Some kernel launch is taking much longer (100x) than others in the same Cuda Stream

Hi,

I am using CUDA for Finite Element Analysis. My iterative algorithm alternately launches two kernel functions across nine iterations in an asynchronized manner using a CUDA stream, varying the number of thread blocks with each call but maintaining the same functions.
However, as I profiled my program using the Nsight system, I observed that some of those calls are taking much longer than others, some take more than 100us, while others usually take 5us.

Moreover, the kernels that take super long to launch seem to be random. Every time I test it, the kernel calls that take an unusually long time are different, but there are always some kernel calls that take super long.

Those are the results of my Nsight system profiling, the one on top is the overall timeline and the one in the bottom is a zoom-in to the kernel with a large overhead.


image

A varying number of threadblocks can create a varying execution duration for a kernel. Launching more threadblocks for a given kernel will generally correlate to longer execution times.

with interactive use of the profiler, you can hover your mouse over a given kernel launch to determine the number of blocks in the launch. I can’t do that with posted pictures, however.

All those calls are asynchronized ones, therefore the actual execution time should not effect the kernel launch time.
I am not calling device synchronization until all the kernels have been launched.

If you have a large number of kernel launches outstanding, then you can hit a queue depth limit. In that case, the async kernel launch process becomes synchronous, ie. the launch call itself takes time until a queue slot opens. I don’t know if that is happening here, the necessary info cannot be determined from the pictures or your description.

If there are in fact two kernels launched in 9 iterations, then there is only 18 kernel launches total, and the queue depth is not likely to be an issue. But your pictures seem to depict more than 18 total kernel launches. Again, hard to be certain based on pictures.

Thank you for your answer! Yes, my queue can be full because I do not just loop through those 18 calls just once, I usually loop through them a few hundred times. I am pretty sure that I would encounter the queue depth limitation.

But my question is, will this slow me down? If so, what should I do to avoid this problem?

If the “long pole” (i.e. the determinant of application peformance, or application run-time) is the kernel activity (which seems likely to me) then this will not “slow you down”. I would view it as generally a good thing if an application can keep a continuous stream of work ready for the GPU. The alternative would be to have gaps when the GPU is idle.

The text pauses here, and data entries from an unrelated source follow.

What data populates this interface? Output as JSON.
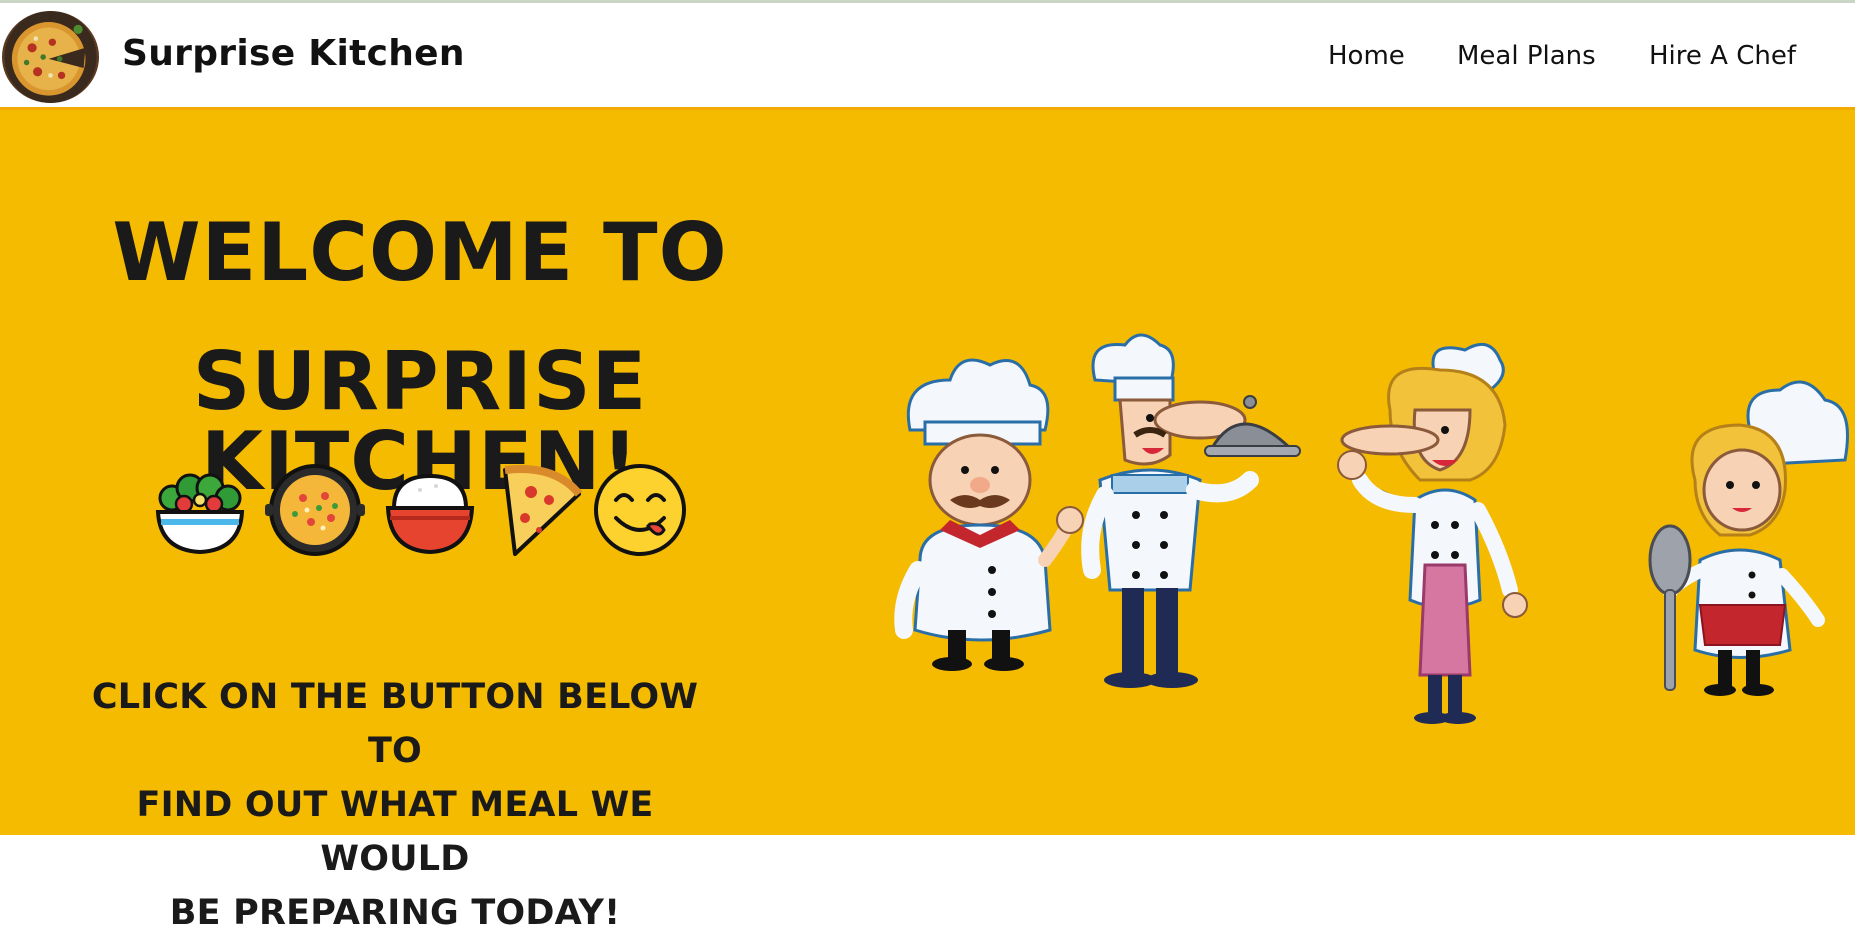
{
  "navbar": {
    "brand_name": "Surprise Kitchen",
    "logo_icon": "pizza-icon",
    "links": [
      {
        "label": "Home"
      },
      {
        "label": "Meal Plans"
      },
      {
        "label": "Hire A Chef"
      }
    ]
  },
  "hero": {
    "title_line1": "WELCOME TO",
    "title_line2": "SURPRISE KITCHEN!",
    "emojis": [
      "salad-icon",
      "paella-icon",
      "rice-bowl-icon",
      "pizza-slice-icon",
      "yum-face-icon"
    ],
    "cta_line1": "CLICK ON THE BUTTON BELOW TO",
    "cta_line2": "FIND OUT WHAT MEAL WE WOULD",
    "cta_line3": "BE PREPARING TODAY!",
    "illustration": "cartoon-chefs-illustration",
    "background_color": "#f5bb00"
  }
}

Most folks that I know of don’t consider that to be a good situation.

I’m not aware of anything that could be directly done to avoid this “problem”.

You could get a faster GPU. You could refactor your code to reduce the number of kernel launches. I don’t have a general recipe for that, or anything like that.

1 Like

Thank you for your answer! Now I finally understand what’s happening there. As to “getting a faster GPU”, I don’t know if there is a easy way of doing that, because I am using a 4090.

Aggressive cooling may allow this high-end GPU to operate at the highest possible boost clocks more frequently. From my limited experiments with GPU-accelerated software, you are likely looking at low single-digit percentage application level speedup this way. Most PC hardware (not considering laptops) can operate at ambient temperatures down to 5 deg C / 40 deg F without issues.

If you live in the norther hemisphere and at high enough latitudes, now is the right time of year to try this if you want to stay with air cooling :-) Don’t forget to clean the heatsink / fan assembly from dust. For a more elaborate approach, you could try water cooling.

There does not seem to be a realistic alternative way of boosting hardware performance at this time, so software optimization is the way to go.